The separation of humans and animals, or superiority of humans over animals is a social mythology. My feminist vegetarianism posits all human animals and nonhuman animals on the same ontological plane; women, men, and animals are all seen as sensible beings with individual interests capable of pleasure and suffering. For the life of me, I cannot figure out the difference in value between an animal and myself. Is it that humans explore space while animals eat grass, or filter krill and sing? My answer would be “[a]nimals should not have to meet anthropocentric aesthetics or intellectual standards to deserve protection.” (Bailey) We are united with animals in our common condition of feeling pain and experiencing pleasure. Further, why should I consume one who does not wish to be consumed?
“All beings tremble before violence. All fear death. All love life. See yourself in others. Then whom can you hurt? What harm can you do?”
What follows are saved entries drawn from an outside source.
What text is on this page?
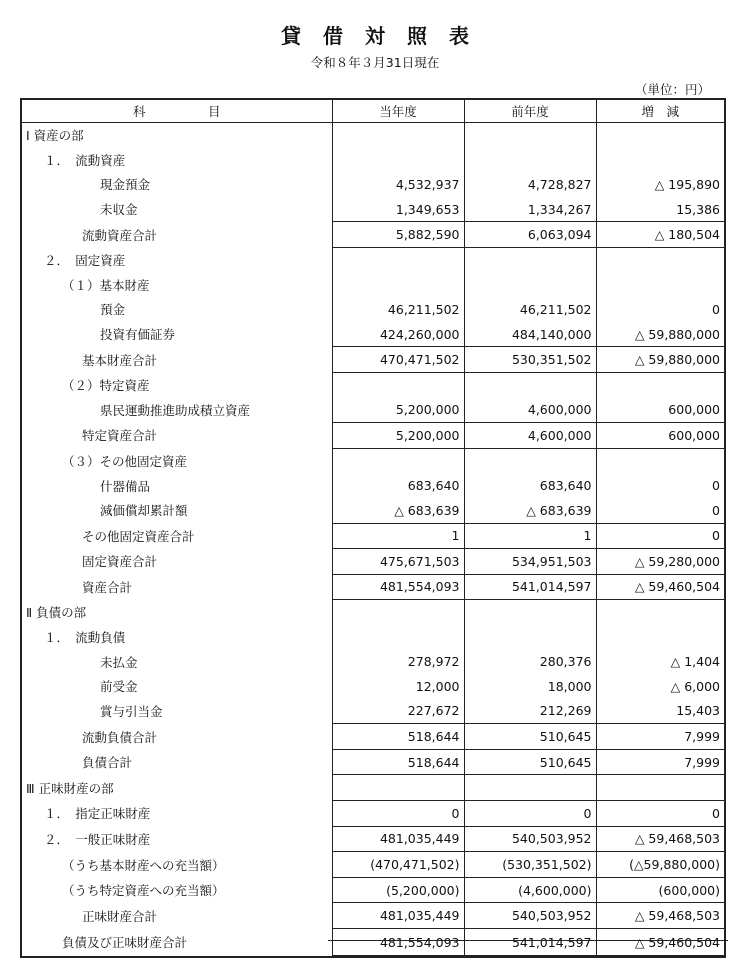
貸借対照表
令和８年３月31日現在
（単位：円）
科　　　　　目	当年度	前年度	増　減
Ⅰ 資産の部			
１．　流動資産			
現金預金	4,532,937	4,728,827	△ 195,890
未収金	1,349,653	1,334,267	15,386
流動資産合計	5,882,590	6,063,094	△ 180,504
２．　固定資産			
（１）基本財産			
預金	46,211,502	46,211,502	0
投資有価証券	424,260,000	484,140,000	△ 59,880,000
基本財産合計	470,471,502	530,351,502	△ 59,880,000
（２）特定資産			
県民運動推進助成積立資産	5,200,000	4,600,000	600,000
特定資産合計	5,200,000	4,600,000	600,000
（３）その他固定資産			
什器備品	683,640	683,640	0
減価償却累計額	△ 683,639	△ 683,639	0
その他固定資産合計	1	1	0
固定資産合計	475,671,503	534,951,503	△ 59,280,000
資産合計	481,554,093	541,014,597	△ 59,460,504
Ⅱ 負債の部			
１．　流動負債			
未払金	278,972	280,376	△ 1,404
前受金	12,000	18,000	△ 6,000
賞与引当金	227,672	212,269	15,403
流動負債合計	518,644	510,645	7,999
負債合計	518,644	510,645	7,999
Ⅲ 正味財産の部			
１．　指定正味財産	0	0	0
２．　一般正味財産	481,035,449	540,503,952	△ 59,468,503
（うち基本財産への充当額）	(470,471,502)	(530,351,502)	(△59,880,000)
（うち特定資産への充当額）	(5,200,000)	(4,600,000)	(600,000)
正味財産合計	481,035,449	540,503,952	△ 59,468,503
負債及び正味財産合計	481,554,093	541,014,597	△ 59,460,504
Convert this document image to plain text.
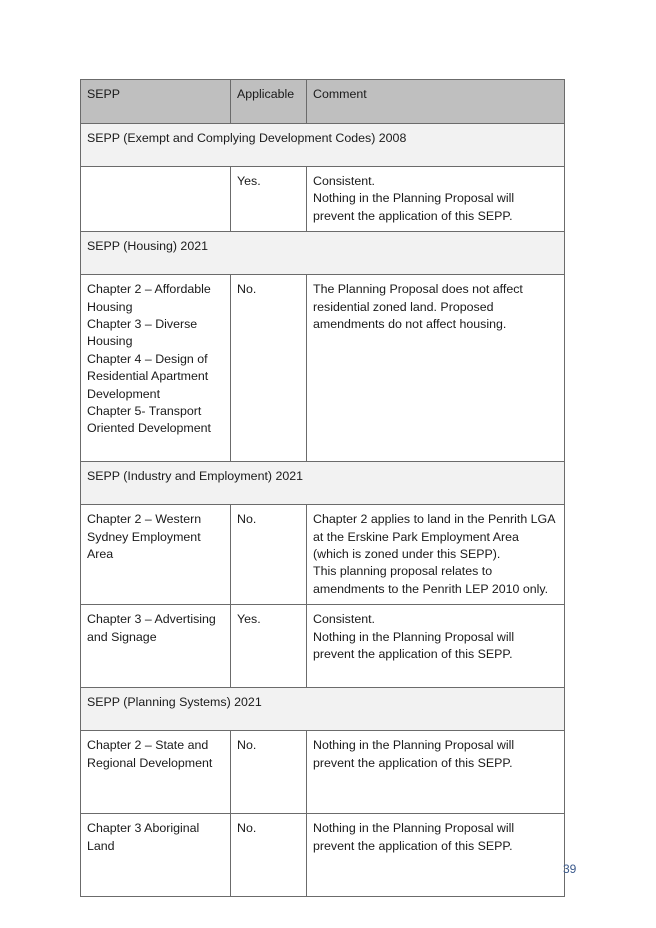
SEPP	Applicable	Comment
SEPP (Exempt and Complying Development Codes) 2008		

	Yes.	Consistent.
Nothing in the Planning Proposal will prevent the application of this SEPP.

SEPP (Housing) 2021		

Chapter 2 – Affordable Housing
Chapter 3 – Diverse Housing
Chapter 4 – Design of Residential Apartment Development
Chapter 5- Transport Oriented Development	No.	The Planning Proposal does not affect residential zoned land. Proposed amendments do not affect housing.

SEPP (Industry and Employment) 2021		

Chapter 2 – Western Sydney Employment Area	No.	Chapter 2 applies to land in the Penrith LGA at the Erskine Park Employment Area (which is zoned under this SEPP).
This planning proposal relates to amendments to the Penrith LEP 2010 only.

Chapter 3 – Advertising and Signage	Yes.	Consistent.
Nothing in the Planning Proposal will prevent the application of this SEPP.

SEPP (Planning Systems) 2021		

Chapter 2 – State and Regional Development	No.	Nothing in the Planning Proposal will prevent the application of this SEPP.

Chapter 3 Aboriginal Land	No.	Nothing in the Planning Proposal will prevent the application of this SEPP.
39
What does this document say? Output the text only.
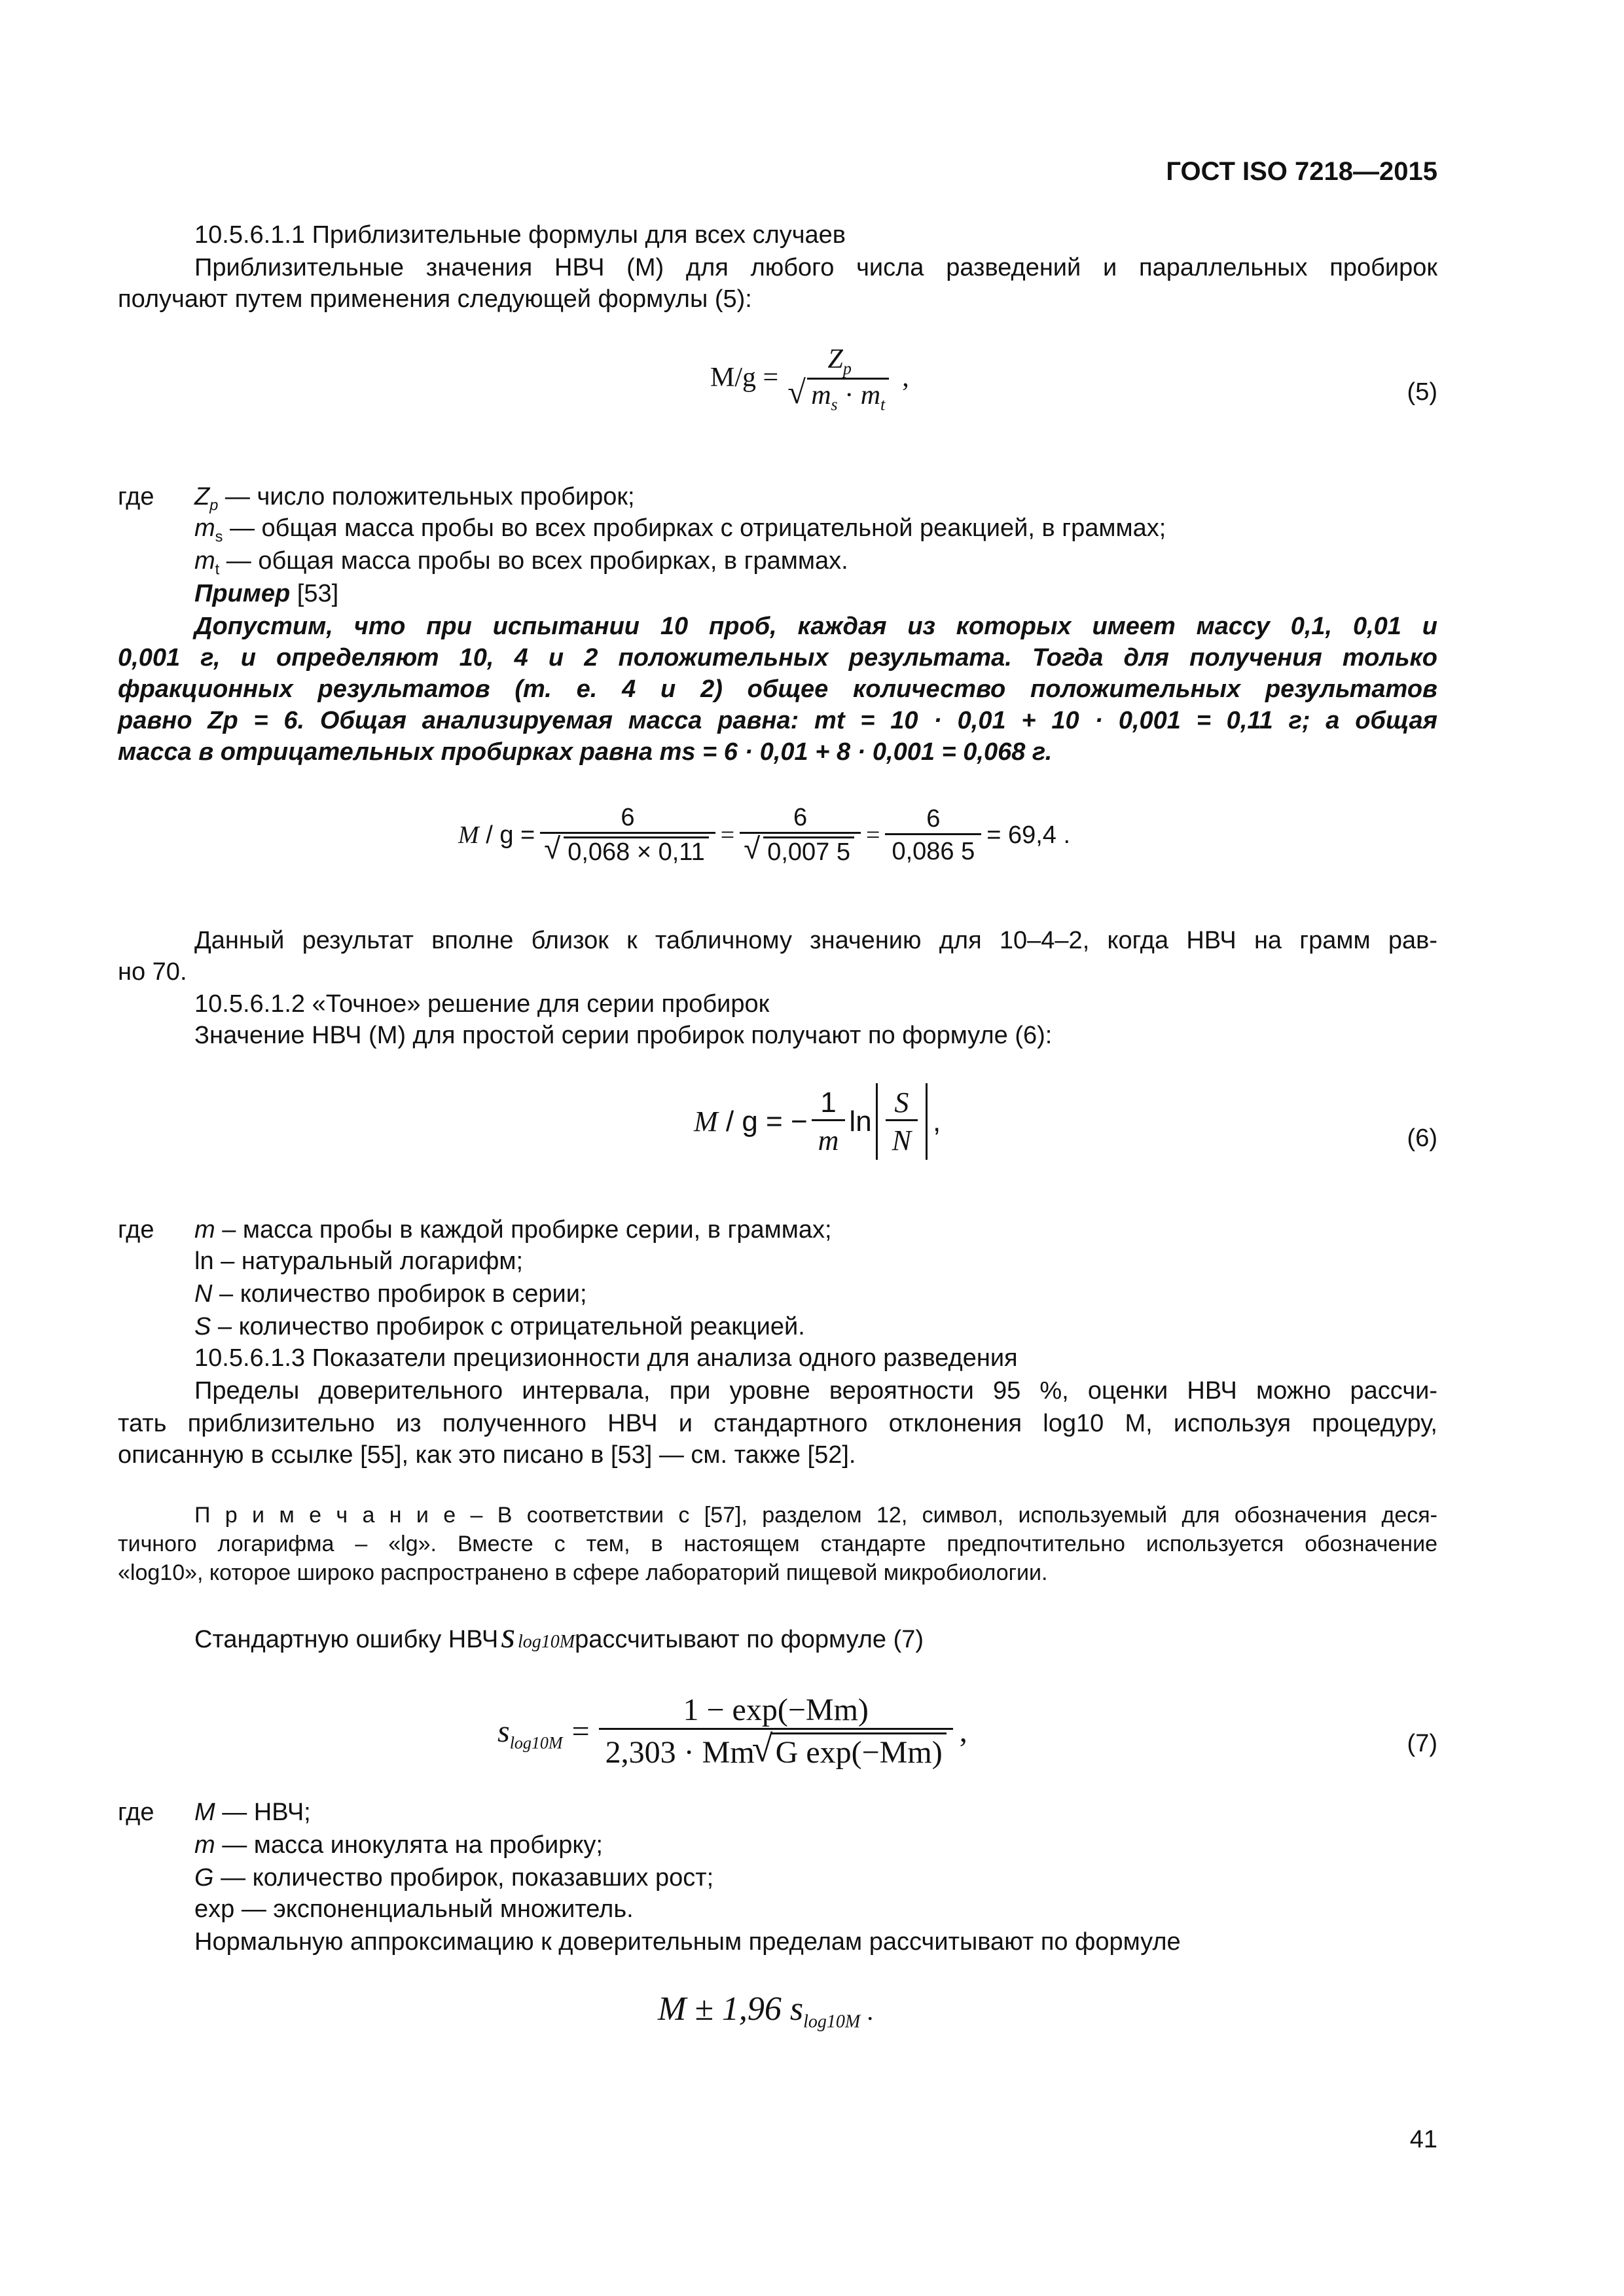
ГОСТ ISO 7218—2015
10.5.6.1.1 Приблизительные формулы для всех случаев
Приблизительные значения НВЧ (М) для любого числа разведений и параллельных пробирок
получают путем применения следующей формулы (5):
M/g =
$Z_p$
√ $m_s \cdot m_t$
,	(5)
где $Z_p$ — число положительных пробирок;
$m_s$ — общая масса пробы во всех пробирках с отрицательной реакцией, в граммах;
$m_t$ — общая масса пробы во всех пробирках, в граммах.
Пример [53]
Допустим, что при испытании 10 проб, каждая из которых имеет массу 0,1, 0,01 и
0,001 г, и определяют 10, 4 и 2 положительных результата. Тогда для получения только
фракционных результатов (т. е. 4 и 2) общее количество положительных результатов
равно Zp = 6. Общая анализируемая масса равна: mt = 10 · 0,01 + 10 · 0,001 = 0,11 г; а общая
масса в отрицательных пробирках равна ms = 6 · 0,01 + 8 · 0,001 = 0,068 г.
M / g = 6
√ 0,068 × 0,11 = 6
√ 0,007 $5 = \frac{6}{0,086 5} = 69,4$ .
Данный результат вполне близок к табличному значению для 10–4–2, когда НВЧ на грамм рав-
но 70.
10.5.6.1.2 «Точное» решение для серии пробирок
Значение НВЧ (М) для простой серии пробирок получают по формуле (6):
M / g = − $\frac{1}{m}$ $\ln \frac{S}{N}$ ,
(6)
где m – масса пробы в каждой пробирке серии, в граммах;
ln – натуральный логарифм;
N – количество пробирок в серии;
S – количество пробирок с отрицательной реакцией.
10.5.6.1.3 Показатели прецизионности для анализа одного разведения
Пределы доверительного интервала, при уровне вероятности 95 %, оценки НВЧ можно рассчи-
тать приблизительно из полученного НВЧ и стандартного отклонения log10 M, используя процедуру,
описанную в ссылке [55], как это писано в [53] — см. также [52].
П р и м е ч а н и е – В соответствии с [57], разделом 12, символ, используемый для обозначения деся-
тичного логарифма – «lg». Вместе с тем, в настоящем стандарте предпочтительно используется обозначение
«log10», которое широко распространено в сфере лабораторий пищевой микробиологии.
Стандартную ошибку НВЧ s log10M рассчитывают по формуле (7)
$s_{log10M} = \frac{1 - \exp(-Mm)}{\text{2,303 · Mm√ G exp(−Mm)}}$ ,	(7)
где M — НВЧ;
m — масса инокулята на пробирку;
G — количество пробирок, показавших рост;
exp — экспоненциальный множитель.
Нормальную аппроксимацию к доверительным пределам рассчитывают по формуле
M ± 1,96 $s_{log10M}$ .
41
Overall, feminist vegetarianism does not see the eating of animals as “necessary” or “natural,” but rather as related to the age-old antagonism between “feminine nature” and man. We recall the struggle of humanity to free itself from its “bondage” to nature by dominating and consuming it. We remember the tendency of culture to affiliate woman with nature or any constructed “Other” as inferior and therefore associated with nature.. Animals, like all humans, are free-beings with intentions and volitions of their own. And just like we have realized with the various human groups, we have historically condemned “[w]e should not kill, torture, and exploit animals because they do not want to be so treated, and we know that. If we listen, we can hear them” (Josephine Donovan from Animal Rights and Feminist Theory).